Much like bitcoin’s “killer app” is really its ability to economically empower individuals who have been failed by their banks and governments, CryptoCribs could open up new economic possibilities for the same demographic through its combination of decentralized digital currencies and the sharing economy.
Airbnb and Bitcoin
When logging onto the CryptoCribs portal, you will quickly recognize the similarities between its platform and that of Airbnb. This is no surprise as CryptoCribs has been inspired by its founder’s experiences of renting rooms on Craigslist and Airbnb.

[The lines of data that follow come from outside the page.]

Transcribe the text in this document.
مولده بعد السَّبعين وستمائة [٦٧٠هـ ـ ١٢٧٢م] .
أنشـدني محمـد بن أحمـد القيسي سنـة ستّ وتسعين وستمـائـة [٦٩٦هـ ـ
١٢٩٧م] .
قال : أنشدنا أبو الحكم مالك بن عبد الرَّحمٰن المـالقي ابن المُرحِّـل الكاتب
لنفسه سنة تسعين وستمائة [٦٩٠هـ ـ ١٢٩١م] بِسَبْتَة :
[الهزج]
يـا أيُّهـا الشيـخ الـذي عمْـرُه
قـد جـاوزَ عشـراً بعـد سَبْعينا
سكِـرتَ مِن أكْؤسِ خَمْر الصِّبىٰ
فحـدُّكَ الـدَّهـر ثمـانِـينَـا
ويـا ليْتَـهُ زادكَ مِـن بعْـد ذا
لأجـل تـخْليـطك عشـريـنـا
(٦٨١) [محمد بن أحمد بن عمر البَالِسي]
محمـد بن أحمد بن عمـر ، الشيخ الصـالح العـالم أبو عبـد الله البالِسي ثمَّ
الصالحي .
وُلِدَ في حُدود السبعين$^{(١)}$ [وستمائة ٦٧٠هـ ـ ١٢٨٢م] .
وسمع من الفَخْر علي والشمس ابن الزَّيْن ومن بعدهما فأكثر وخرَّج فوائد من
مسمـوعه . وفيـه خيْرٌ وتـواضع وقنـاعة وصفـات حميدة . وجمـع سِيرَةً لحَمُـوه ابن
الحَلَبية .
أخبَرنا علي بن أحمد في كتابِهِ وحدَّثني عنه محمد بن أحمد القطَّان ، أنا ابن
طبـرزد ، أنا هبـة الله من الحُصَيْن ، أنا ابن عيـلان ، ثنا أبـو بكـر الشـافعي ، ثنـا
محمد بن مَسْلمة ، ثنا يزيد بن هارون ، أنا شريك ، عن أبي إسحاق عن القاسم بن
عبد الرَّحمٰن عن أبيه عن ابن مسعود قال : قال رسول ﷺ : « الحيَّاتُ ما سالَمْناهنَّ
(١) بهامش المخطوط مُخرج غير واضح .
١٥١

Interestingly, Airbnb’s CEO Brian Chesky asked his followers on Twitter back in January 2014 whether his company should start accepting bitcoin as a payment method. He was surprised by the overwhelmingly positive response. However, he has not made any moves towards integrating bitcoin payments into Airbnb despite acquiring bitcoin startup ChangeCoin to hire its engineers to work on the Airbnb platform in April 2016.
In January 2017, he once again surveyed Airbnb users on Twitter to find out what improvement they want to see on his platform throughout the year. Bitcoin was among the top five suggestions submitted by 2,000 users who responded to his question.
Nonetheless, Chesky has still not made any signs that bitcoin acceptance would be around the corner, despite the obvious positive effects it could have on his business.
Should Airbnb stick to this policy, then there is a definite market for CryptoCribs as the number of bitcoin users globally grows their desire to spend their digital currency without having to go through an exchange or use a bitcoin debit card will also. Everyday bitcoin users already navigate towards bitcoin-accepting travel sites, so the “Crypto-Airbnb” CryptoCribs is well positioned to succeed in this market segment going forward.
Travelling on Cryptocurrency
More and more bitcoin users are traveling around the world. Whether it is to attend conferences or simply to go on holiday, the demand for bitcoin-accepting services in the travel industry is on the rise. This can be witnessed by the increase in bitcoin payment volumes that the holiday booking service CheapAir has experienced since accepting bitcoin as a payment method in November 2013. CheapAir has processed over $15 million worth of bitcoin payments since it started to accept bitcoin.
Other notable reputable holiday booking platforms include Destinia.com, which started to accept bitcoin payments in 2014 for flight and hotel bookings, and Expedia.com, which allows US-based customers to book hotels using bitcoin since 2014.
CryptoCribs will be a welcomed addition to cryptocurrency-accepting accommodation booking platforms and has the potential to grow into a leading travel platform should cryptocurrency adoption continues on the path that it is on.